On May 30, 1899, Wilbur Wright of Dayton, OH wrote to the Smithsonian Institution in Washington, D.C. saying, "My observations have convinced me more firmly that human flight is possible and practicable. I wish to obtain such papers as the Smithsonian Institution has published on this subject, and if possible a list of other works in print in the English language."
In this letter, Wilbur had made mention of his interest in birds. To achieve human flight, he had written, was "only a question of knowledge and skill in all acrobatic feats," and birds were "the most perfectly trained gymnasts in the world...specially well fitted for their work." On Sundays, he would ride off on his bicycle to spend considerable time there observing birds.
For Wilbur and Orville, the dream had taken hold. They would design and build their own experimental glider-kite, drawing on much they had read, much they had observed about birds in flight, and importantly, from considerable time thinking.
Equilibrium was the all-important factor, the brothers understood. The difficulty was not to get into the air but to stay there. Wilbur's observations of birds in flight had convinced him that birds used more "positive and energetic methods of regaining equilibrium" than that of a pilot trying to shift the center of gravity with his own body. It had occurred to him that a bird adjusted the tips of its wings so as to present the tip of one wing at a raised angle, the other at a lowered angle. Thus its balance was controlled by "utilizing dynamic reactions of the air instead of shifting weight."
On an evening at home, using a small cardboard box from which he had removed the ends, Wilbur put on a demonstration before Orville and his sister Katharine. He showed them how, by pressing the opposite corners of the box, top and bottom, the double wings of a biplane glider could be twisted or "warped," to present the wing surfaces to the air at different angles or elevations, the same as the birds did. Were one wing to meet the wind at a greater angle than the other, it would give greater lift on that side and so the glider would bank and turn.
With "wing warping," or "wing twisting," as it was sometimes referred to, Wilbur had already made an immensely important and altogether original advance toward their goal.

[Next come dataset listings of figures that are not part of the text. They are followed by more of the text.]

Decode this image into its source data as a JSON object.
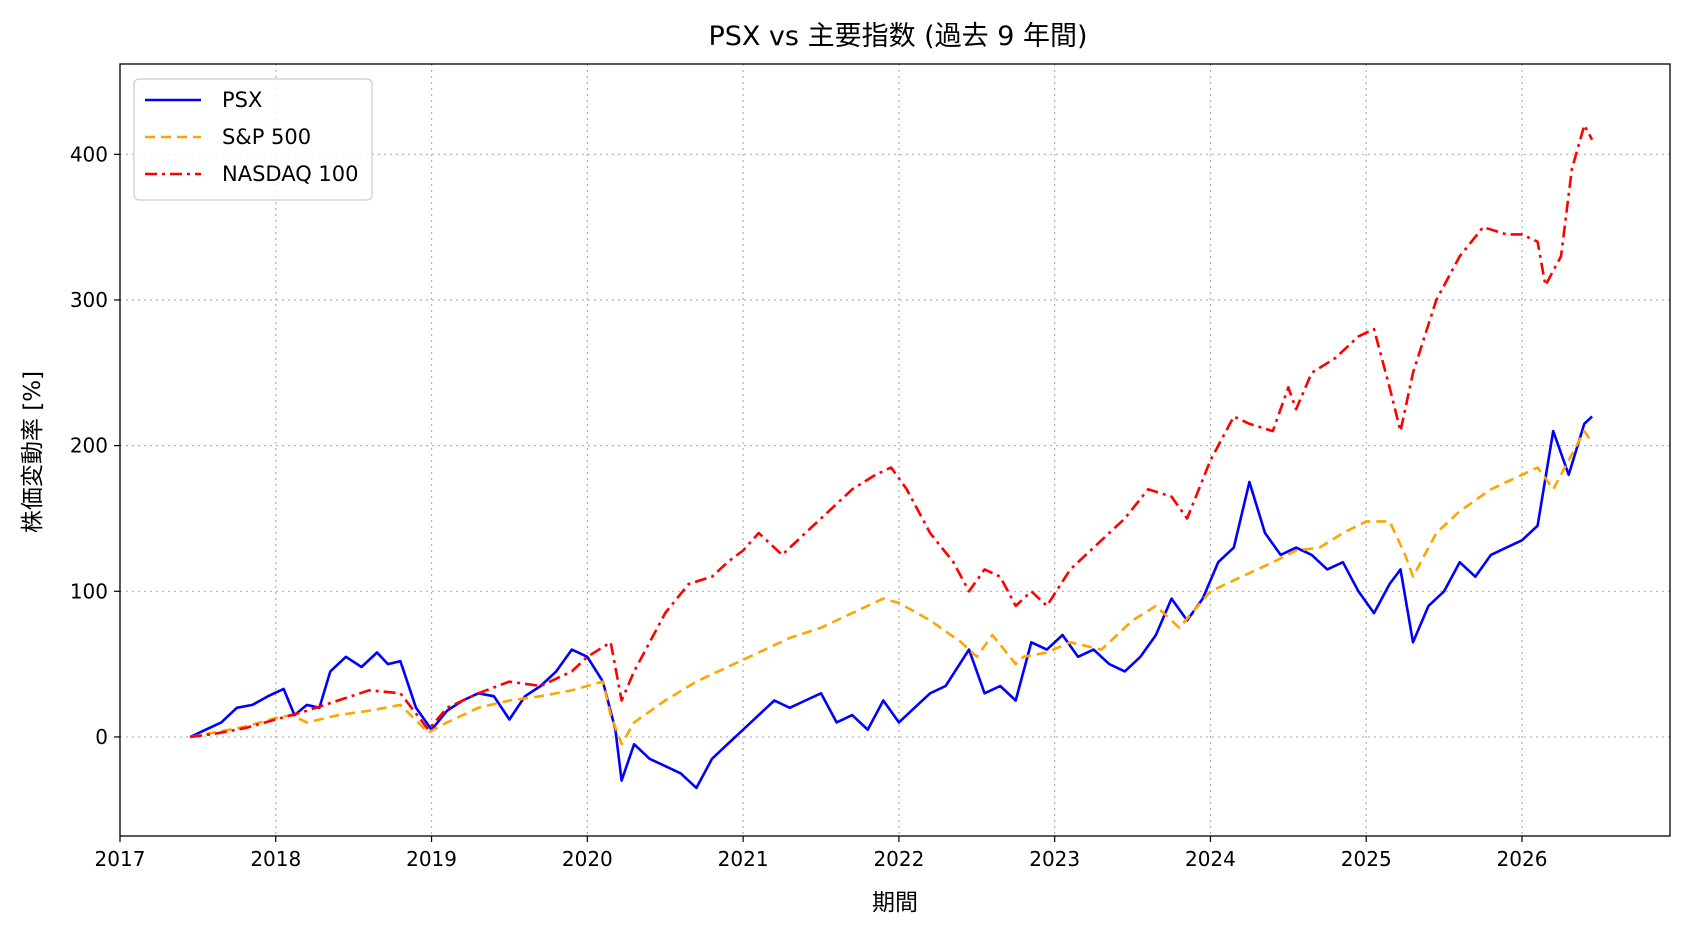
{
  "chart_data": {
    "type": "line",
    "title": "PSX vs 主要指数 (過去 9 年間)",
    "xlabel": "期間",
    "ylabel": "株価変動率 [%]",
    "xlim": [
      2017.0,
      2026.95
    ],
    "ylim": [
      -68,
      462
    ],
    "x_ticks": [
      2017,
      2018,
      2019,
      2020,
      2021,
      2022,
      2023,
      2024,
      2025,
      2026
    ],
    "x_tick_labels": [
      "2017",
      "2018",
      "2019",
      "2020",
      "2021",
      "2022",
      "2023",
      "2024",
      "2025",
      "2026"
    ],
    "y_ticks": [
      0,
      100,
      200,
      300,
      400
    ],
    "y_tick_labels": [
      "0",
      "100",
      "200",
      "300",
      "400"
    ],
    "grid": true,
    "legend_position": "top-left",
    "series": [
      {
        "name": "PSX",
        "color": "#0000ff",
        "dash": "solid",
        "x": [
          2017.45,
          2017.55,
          2017.65,
          2017.75,
          2017.85,
          2017.95,
          2018.05,
          2018.12,
          2018.2,
          2018.28,
          2018.35,
          2018.45,
          2018.55,
          2018.65,
          2018.72,
          2018.8,
          2018.9,
          2019.0,
          2019.1,
          2019.2,
          2019.3,
          2019.4,
          2019.5,
          2019.6,
          2019.7,
          2019.8,
          2019.9,
          2020.0,
          2020.1,
          2020.18,
          2020.22,
          2020.3,
          2020.4,
          2020.5,
          2020.6,
          2020.7,
          2020.8,
          2020.9,
          2021.0,
          2021.1,
          2021.2,
          2021.3,
          2021.4,
          2021.5,
          2021.6,
          2021.7,
          2021.8,
          2021.9,
          2022.0,
          2022.1,
          2022.2,
          2022.3,
          2022.45,
          2022.55,
          2022.65,
          2022.75,
          2022.85,
          2022.95,
          2023.05,
          2023.15,
          2023.25,
          2023.35,
          2023.45,
          2023.55,
          2023.65,
          2023.75,
          2023.85,
          2023.95,
          2024.05,
          2024.15,
          2024.25,
          2024.35,
          2024.45,
          2024.55,
          2024.65,
          2024.75,
          2024.85,
          2024.95,
          2025.05,
          2025.15,
          2025.22,
          2025.3,
          2025.4,
          2025.5,
          2025.6,
          2025.7,
          2025.8,
          2025.9,
          2026.0,
          2026.1,
          2026.2,
          2026.3,
          2026.4,
          2026.45
        ],
        "y": [
          0,
          5,
          10,
          20,
          22,
          28,
          33,
          15,
          22,
          20,
          45,
          55,
          48,
          58,
          50,
          52,
          20,
          5,
          18,
          25,
          30,
          28,
          12,
          28,
          35,
          45,
          60,
          55,
          38,
          5,
          -30,
          -5,
          -15,
          -20,
          -25,
          -35,
          -15,
          -5,
          5,
          15,
          25,
          20,
          25,
          30,
          10,
          15,
          5,
          25,
          10,
          20,
          30,
          35,
          60,
          30,
          35,
          25,
          65,
          60,
          70,
          55,
          60,
          50,
          45,
          55,
          70,
          95,
          80,
          95,
          120,
          130,
          175,
          140,
          125,
          130,
          125,
          115,
          120,
          100,
          85,
          105,
          115,
          65,
          90,
          100,
          120,
          110,
          125,
          130,
          135,
          145,
          210,
          180,
          215,
          220
        ]
      },
      {
        "name": "S&P 500",
        "color": "#ffa500",
        "dash": "dashed",
        "x": [
          2017.45,
          2017.6,
          2017.8,
          2018.0,
          2018.1,
          2018.2,
          2018.4,
          2018.6,
          2018.8,
          2018.98,
          2019.1,
          2019.3,
          2019.5,
          2019.7,
          2019.9,
          2020.1,
          2020.15,
          2020.22,
          2020.3,
          2020.5,
          2020.7,
          2020.9,
          2021.1,
          2021.3,
          2021.5,
          2021.7,
          2021.9,
          2022.0,
          2022.2,
          2022.4,
          2022.5,
          2022.6,
          2022.75,
          2022.8,
          2022.95,
          2023.1,
          2023.3,
          2023.5,
          2023.65,
          2023.8,
          2024.0,
          2024.2,
          2024.4,
          2024.55,
          2024.7,
          2024.85,
          2025.0,
          2025.15,
          2025.25,
          2025.3,
          2025.45,
          2025.6,
          2025.8,
          2026.0,
          2026.1,
          2026.2,
          2026.3,
          2026.4,
          2026.45
        ],
        "y": [
          0,
          3,
          7,
          13,
          15,
          10,
          15,
          18,
          22,
          3,
          10,
          20,
          25,
          28,
          32,
          38,
          15,
          -5,
          10,
          25,
          38,
          48,
          58,
          68,
          75,
          85,
          95,
          92,
          80,
          65,
          55,
          70,
          50,
          55,
          58,
          65,
          60,
          80,
          90,
          75,
          100,
          110,
          120,
          128,
          130,
          140,
          148,
          148,
          125,
          110,
          140,
          155,
          170,
          180,
          185,
          170,
          190,
          210,
          202
        ]
      },
      {
        "name": "NASDAQ 100",
        "color": "#ff0000",
        "dash": "dashdot",
        "x": [
          2017.45,
          2017.6,
          2017.8,
          2018.0,
          2018.2,
          2018.4,
          2018.6,
          2018.8,
          2018.98,
          2019.1,
          2019.3,
          2019.5,
          2019.7,
          2019.9,
          2020.0,
          2020.15,
          2020.22,
          2020.3,
          2020.5,
          2020.65,
          2020.8,
          2020.9,
          2021.0,
          2021.1,
          2021.25,
          2021.4,
          2021.55,
          2021.7,
          2021.85,
          2021.95,
          2022.05,
          2022.2,
          2022.35,
          2022.45,
          2022.55,
          2022.65,
          2022.75,
          2022.85,
          2022.95,
          2023.1,
          2023.25,
          2023.45,
          2023.6,
          2023.75,
          2023.85,
          2024.0,
          2024.15,
          2024.25,
          2024.4,
          2024.5,
          2024.55,
          2024.65,
          2024.8,
          2024.95,
          2025.05,
          2025.15,
          2025.22,
          2025.3,
          2025.45,
          2025.6,
          2025.75,
          2025.9,
          2026.0,
          2026.1,
          2026.15,
          2026.25,
          2026.32,
          2026.4,
          2026.45
        ],
        "y": [
          0,
          2,
          6,
          12,
          18,
          25,
          32,
          30,
          5,
          20,
          30,
          38,
          35,
          45,
          55,
          65,
          25,
          45,
          85,
          105,
          110,
          120,
          128,
          140,
          125,
          140,
          155,
          170,
          180,
          185,
          170,
          140,
          120,
          100,
          115,
          110,
          90,
          100,
          90,
          115,
          130,
          150,
          170,
          165,
          150,
          190,
          220,
          215,
          210,
          240,
          225,
          250,
          260,
          275,
          280,
          240,
          210,
          250,
          300,
          330,
          350,
          345,
          345,
          340,
          310,
          330,
          390,
          420,
          410
        ]
      }
    ]
  }
}
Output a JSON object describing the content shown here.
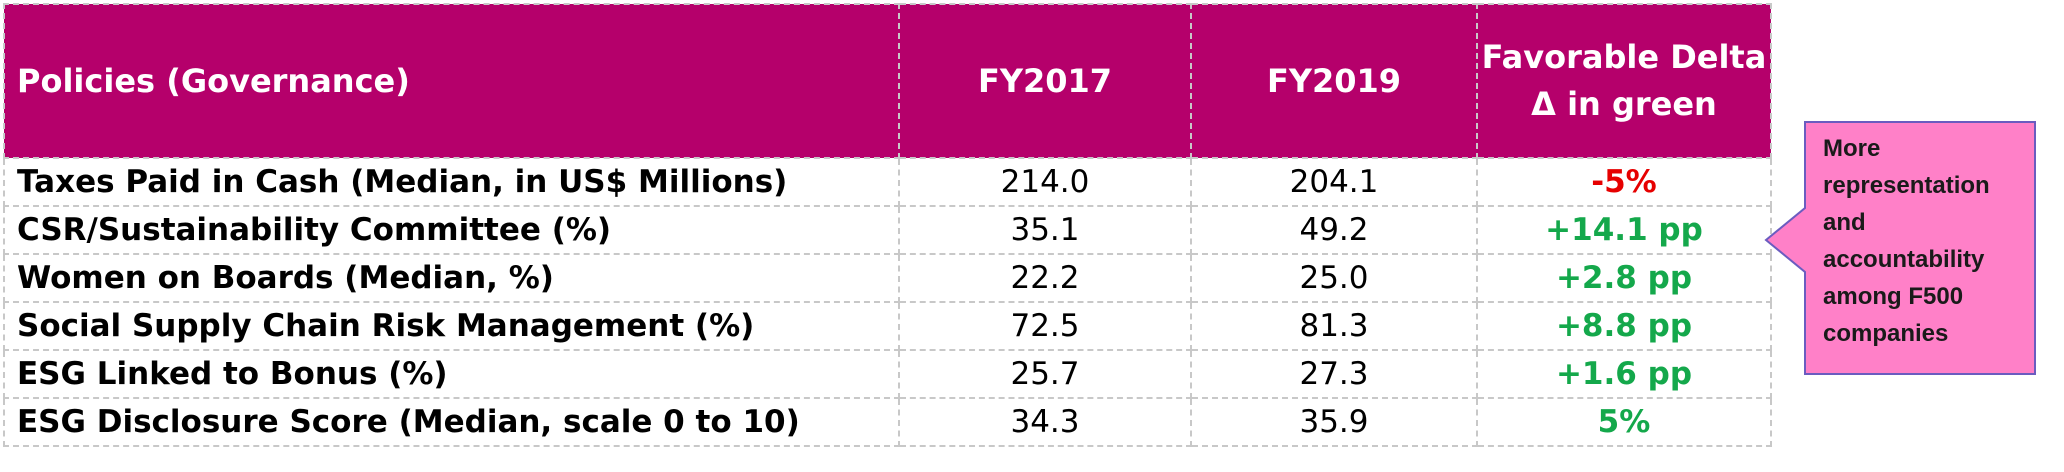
{
  "table": {
    "headers": {
      "policies": "Policies (Governance)",
      "fy2017": "FY2017",
      "fy2019": "FY2019",
      "delta": "Favorable Delta Δ in green"
    },
    "rows": [
      {
        "label": "Taxes Paid in Cash (Median, in US$ Millions)",
        "fy2017": "214.0",
        "fy2019": "204.1",
        "delta": "-5%",
        "favorable": false
      },
      {
        "label": "CSR/Sustainability Committee (%)",
        "fy2017": "35.1",
        "fy2019": "49.2",
        "delta": "+14.1 pp",
        "favorable": true
      },
      {
        "label": "Women on Boards (Median, %)",
        "fy2017": "22.2",
        "fy2019": "25.0",
        "delta": "+2.8 pp",
        "favorable": true
      },
      {
        "label": "Social Supply Chain Risk Management (%)",
        "fy2017": "72.5",
        "fy2019": "81.3",
        "delta": "+8.8 pp",
        "favorable": true
      },
      {
        "label": "ESG Linked to Bonus (%)",
        "fy2017": "25.7",
        "fy2019": "27.3",
        "delta": "+1.6 pp",
        "favorable": true
      },
      {
        "label": "ESG Disclosure Score (Median, scale 0 to 10)",
        "fy2017": "34.3",
        "fy2019": "35.9",
        "delta": "5%",
        "favorable": true
      }
    ]
  },
  "callout": {
    "text": "More\nrepresentation\nand\naccountability\namong F500\ncompanies"
  },
  "colors": {
    "header_bg": "#b5006b",
    "favorable": "#14a84b",
    "unfavorable": "#e60000",
    "callout_fill": "#ff80c8",
    "callout_border": "#6b5cc0"
  }
}
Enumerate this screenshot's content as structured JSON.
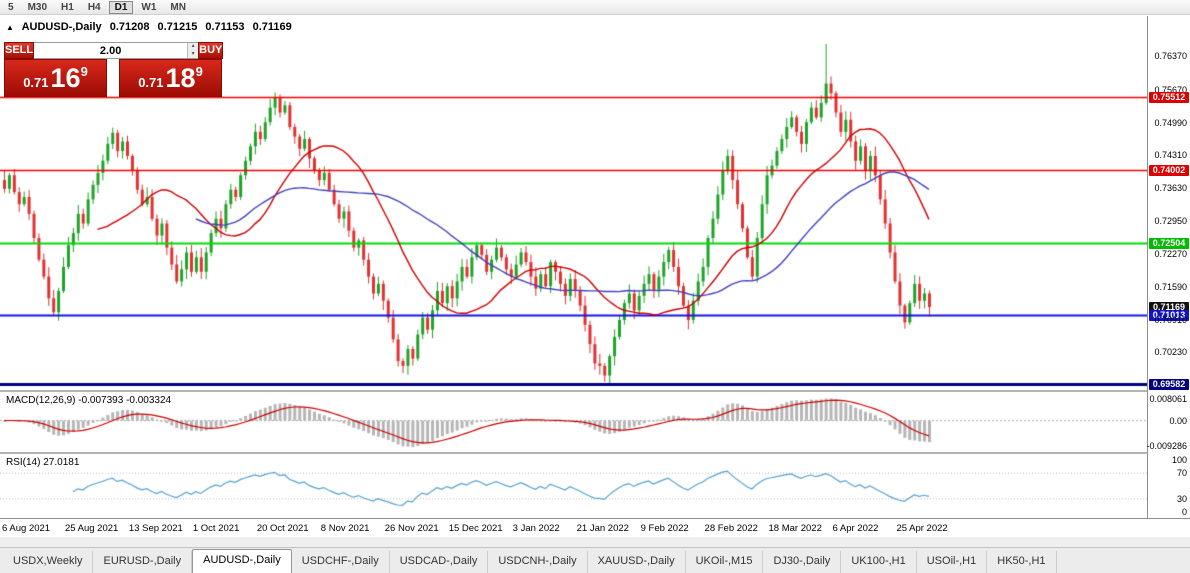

In the summer of 1899, in a room above their bicycle shop, the brothers began building their first aircraft, a flying kite made of split bamboo and paper with a wingspan of five feet. It was a biplane, with double wings, one over the other, the design to provide greater stability.
In 1901, they flew their glider as a kite and after that they designed and successfully tested their Kitty Hawk Aeroplane on December 17, 1903 at Kitty Hawk, North Carolina.